Think about the best analyst you’ve ever worked with. They don’t go away and come back with a deck. They push back. “When you say customer engagement, do you mean time-on-site or return visits?” “Are we looking at this quarterly or year-over-year?”
That questioning process, which can feel slow, even annoying, is where the real value lives. Half the time, the person asking discovers they’re not sure what they meant either. The questioning process is the thinking process. (In my team, we spend the first 1/3 of every commercial research project on asking questions, the least glamorous, but most valuable.)

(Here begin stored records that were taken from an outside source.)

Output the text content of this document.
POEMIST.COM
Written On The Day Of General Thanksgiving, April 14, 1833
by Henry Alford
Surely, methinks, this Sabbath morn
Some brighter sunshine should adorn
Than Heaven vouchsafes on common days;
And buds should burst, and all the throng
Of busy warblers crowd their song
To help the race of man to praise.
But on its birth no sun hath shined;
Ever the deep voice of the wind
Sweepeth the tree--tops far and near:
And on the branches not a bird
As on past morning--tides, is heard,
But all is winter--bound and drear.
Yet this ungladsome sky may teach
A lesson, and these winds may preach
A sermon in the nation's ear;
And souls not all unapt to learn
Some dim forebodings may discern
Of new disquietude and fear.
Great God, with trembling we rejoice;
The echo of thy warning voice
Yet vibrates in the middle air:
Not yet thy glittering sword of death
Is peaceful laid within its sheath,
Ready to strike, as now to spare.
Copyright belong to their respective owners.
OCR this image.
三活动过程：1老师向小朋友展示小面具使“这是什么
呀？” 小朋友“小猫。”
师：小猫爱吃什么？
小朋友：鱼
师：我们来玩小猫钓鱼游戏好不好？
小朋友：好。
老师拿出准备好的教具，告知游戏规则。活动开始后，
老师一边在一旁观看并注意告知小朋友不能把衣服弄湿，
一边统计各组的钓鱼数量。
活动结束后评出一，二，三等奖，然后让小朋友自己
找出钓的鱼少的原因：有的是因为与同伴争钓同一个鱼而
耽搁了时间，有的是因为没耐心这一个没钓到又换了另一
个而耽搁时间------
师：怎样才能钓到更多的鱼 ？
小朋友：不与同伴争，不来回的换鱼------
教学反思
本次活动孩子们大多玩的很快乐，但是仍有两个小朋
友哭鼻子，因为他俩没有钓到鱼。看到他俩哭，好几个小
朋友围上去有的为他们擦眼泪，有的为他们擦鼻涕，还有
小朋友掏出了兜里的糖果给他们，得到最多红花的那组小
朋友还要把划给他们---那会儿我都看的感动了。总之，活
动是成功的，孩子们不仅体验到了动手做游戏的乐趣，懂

We’ve built the fastest, most rigorous analyst in history, and it almost never raises its hand. I’ve written before about AI as alien intelligence. But the alienness isn’t just in how it thinks; it’s in how it listens.
What to do about it
Find forks. The cost of rerunning the analysis is, in most cases, negligible. You can easily run the same analysis five times and look for where the answers split. You’re not looking for the “right” answer. You’re looking for the forks: the points where your question was ambiguous enough to produce different interpretations. Those forks are where the real decisions live, and they should be made by a human, not by whichever interpretation the model happened to sample.
Prompt for questions. Before you let an AI agent run any consequential analysis, add one step. Don’t ask for the answer. Ask for the questions: “What decisions will you need to make to answer this? Where could my question be interpreted in more than one way?”
Then look at that list. Those silent interpretation points? Those are the decisions that actually matter. And they were always yours to make.
The paper referenced is “Nonstandard Errors in AI Agents” by Ruijiang Gao and Steven Chong Xiao (University of Texas at Dallas), posted to arXiv in March 2026 (arXiv: 2603.16744). It’s new and hasn’t yet been peer-reviewed, but the experimental design is rigorous and the data is publicly available. I’d encourage anyone working with AI agents to read it.
The practical implication is this: the danger isn’t an AI that gets it wrong. It’s an AI that gets the wrong thing precisely right. The Precise Misread.